Green light for revamp of Glasgow’s Pipe Factory
O’DonnellBrown has received planning and listed building consent from Glasgow City Council for its refurbishment of The Pipe Factory, a former factory acting as a gateway to the city’s Barras Market and an iconic landmark in Glasgow’s industrial heritage.
The practice has worked closely with fellow Glasgow-based Loader Monteith, conservation architect on the project and a signatory of Heritage Declares, to create a highly sustainable and energy-efficient building accessible to all, while conserving its significant listed heritage elements, and retaining its historic street presence.
Working closely with the client, O’DonnellBrown has conducted extensive community consultation and research to arrive at the optimum design solution. The retrofitted building will be a hub for enterprise with a focus on education, creativity, and pathways to employment.
The scheme upgrades the thermal performance of the building through new insulation and heating, and makes it fully accessible and safe with a new external lift shaft and staircase; interventions that will enable the building to function in the 21st century. The only visible change to the external appearance of the original building will be a new external lift shaft added to the western elevation; its decorative brickwork skin references and complements its neighbours.
The client, Friends of The Pipe Factory (FoTPF), a community interest company (CIC), has owned the ornate brick Grade B-listed former factory of clay smoking pipes since 2021. With early-career creatives, young people, and the local communities of Calton and the Barras as its focus, FoTPF is dedicated to the re-imagining of The Pipe Factory as a dynamic centre that will generate pathways to pursue individual learning and development in creative fields.
To achieve this, O’DonnellBrown’s plans balance old and new: essential repairs to the historic building fabric; a new lift shaft that makes all floors fully accessible and encloses services such as the air-source heat pump for the new underfloor heating system; and new services throughout to drastically improve the energy efficiency, running costs and thermal comfort of the building.
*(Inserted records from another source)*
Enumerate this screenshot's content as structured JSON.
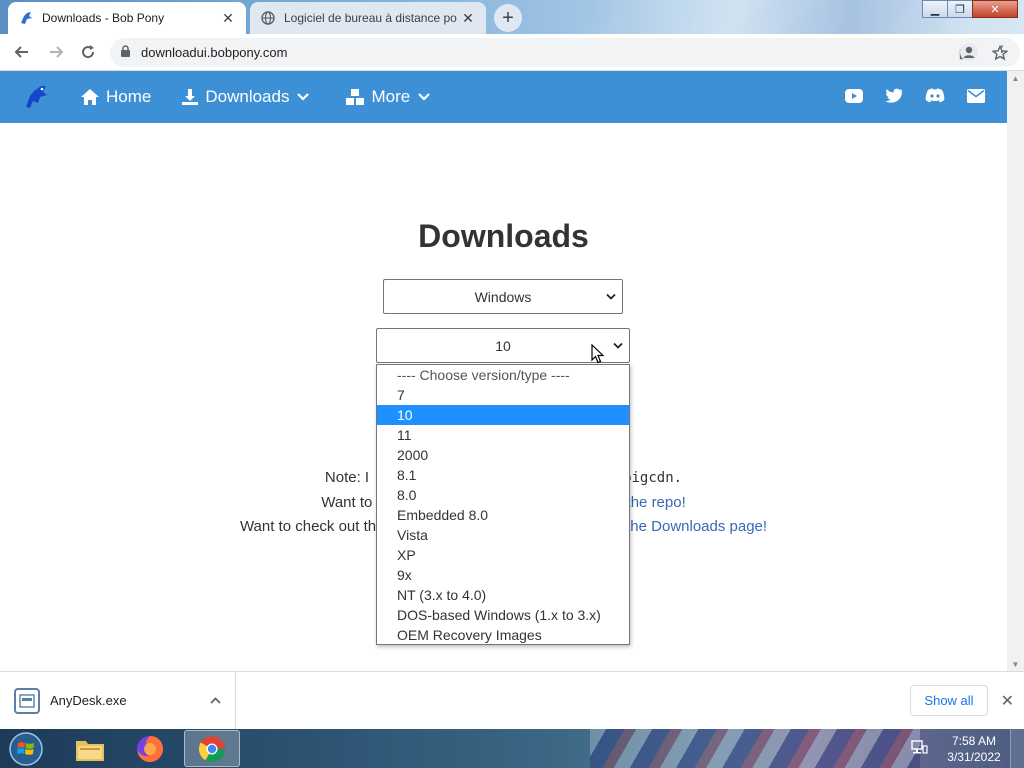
{
  "browser": {
    "tabs": [
      {
        "label": "Downloads - Bob Pony",
        "active": true,
        "icon": "bob-pony-icon"
      },
      {
        "label": "Logiciel de bureau à distance po",
        "active": false,
        "icon": "globe-icon"
      }
    ],
    "new_tab_glyph": "+",
    "url": "downloadui.bobpony.com"
  },
  "site_nav": {
    "brand_icon": "bob-pony-logo",
    "items": [
      {
        "label": "Home",
        "icon": "home-icon",
        "has_menu": false
      },
      {
        "label": "Downloads",
        "icon": "download-icon",
        "has_menu": true
      },
      {
        "label": "More",
        "icon": "cubes-icon",
        "has_menu": true
      }
    ],
    "social_icons": [
      "youtube-icon",
      "twitter-icon",
      "discord-icon",
      "email-icon"
    ],
    "background": "#3d8fd6"
  },
  "main": {
    "title": "Downloads",
    "os_select": {
      "value": "Windows"
    },
    "version_select": {
      "value": "10"
    },
    "note_lines": [
      {
        "before": "Note: I",
        "after": "bigcdn."
      },
      {
        "before": "Want to ",
        "link": "the repo!"
      },
      {
        "before": "Want to check out th",
        "link": "the Downloads page!"
      }
    ],
    "version_options": [
      {
        "label": "---- Choose version/type ----",
        "selected": false
      },
      {
        "label": "7",
        "selected": false
      },
      {
        "label": "10",
        "selected": true
      },
      {
        "label": "11",
        "selected": false
      },
      {
        "label": "2000",
        "selected": false
      },
      {
        "label": "8.1",
        "selected": false
      },
      {
        "label": "8.0",
        "selected": false
      },
      {
        "label": "Embedded 8.0",
        "selected": false
      },
      {
        "label": "Vista",
        "selected": false
      },
      {
        "label": "XP",
        "selected": false
      },
      {
        "label": "9x",
        "selected": false
      },
      {
        "label": "NT (3.x to 4.0)",
        "selected": false
      },
      {
        "label": "DOS-based Windows (1.x to 3.x)",
        "selected": false
      },
      {
        "label": "OEM Recovery Images",
        "selected": false
      }
    ],
    "selection_color": "#1e90ff"
  },
  "download_bar": {
    "file_name": "AnyDesk.exe",
    "show_all_label": "Show all"
  },
  "taskbar": {
    "apps": [
      "explorer-icon",
      "firefox-icon",
      "chrome-icon"
    ],
    "active_app": "chrome-icon",
    "time": "7:58 AM",
    "date": "3/31/2022"
  }
}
The floor plates will be converted into lettable high-quality office space and creative workshop space, to be occupied by The Friends of The Pipe Factory, Strangefield, INCH Architecture+Design and other companies and organisations with a social agenda.
Flexible, accessible public space will focus on celebrating the heritage of the building and local area; increasing access to the arts, architecture and design; providing skills development and training; and bringing communities together. A new front door on Moncur Street will be the main access point for all building users, creating a visible, welcoming entrance from the pavement. The reception, ground floor workshop space, staircase, building directory, lift lobby and existing building structure will all be visible from the point of entry, facilitating intuitive wayfinding.
The Italian Renaissance-inspired Pipe Factory was purpose-built in 1876-7 and designed by the architect Matthew Forsyth. It was part of a complex of buildings, each four-and-a-half storeys and sited on a corner, with the Pipe Factory on the south-east corner adjacent to Barras Market. Since the closing of the buildings as a working pipe factory following the general de-industrialisation of Glasgow, the building complex has had many uses, the traces of which have led to a patina of different textures and finishes which can be seen internally in the colours of the brickwork and the cast iron columns.
O’DonnellBrown said it is committed to protecting these unique details and idiosyncrasies, and retaining the existing internal structure comprised of cast iron columns, capitals, and the principal timber beams, important to the building’s character. The ground floor walls will be left as exposed brickwork, and the columns and beams will be left exposed to celebrate the building fabric.
Along with the new primary steel staircase to replace a non-compliant timber stair, and brickwork lift shaft, the refurbishment introduces breathable insulation to walls, roof and concrete floor slab; window upgrades; and new toilets, stores and lighting. Externally, repair and re-pointing of the existing red and white brickwork and leadwork will also be undertaken, and a new glass and timber front door with intercom system and decorative openable security grille will facilitate access and safety. Selected non-historical, unsympathetic additions to the building will be removed.
Felix Wight, director, Friends of The Pipe Factory, said: “This is an important milestone on our journey to bring back to life The Pipe Factory and ensure it becomes a pivotal community hub in Calton.”
Sam Brown, director, O’DonnellBrown, said: “We are honoured to be working on the project, which is a pivotal project for the regeneration of The Barras. Our practice is embedded in this community: we worked on a retrofit of Us V Them, a neighbourhood café-cum-workshop space which has become a magnet for local creatives, and we are passionate about sustaining The Pipe Factory as a space for creative practice. This project embodies all that is good about how retrofit schemes can and should be taken forward where possible. This is an opportunity to deliver an exemplar scheme, providing a template for future retrofit projects.”
Matt Loader, director, Loader Monteith, said: “The charm and heritage value of The Pipe Factory is truly felt in its finely detailed exterior. The composition of the brickwork must have taken great skill and care, and good conservation and restoration of the building’s skin will revive and contribute greatly to the building’s civic presence.”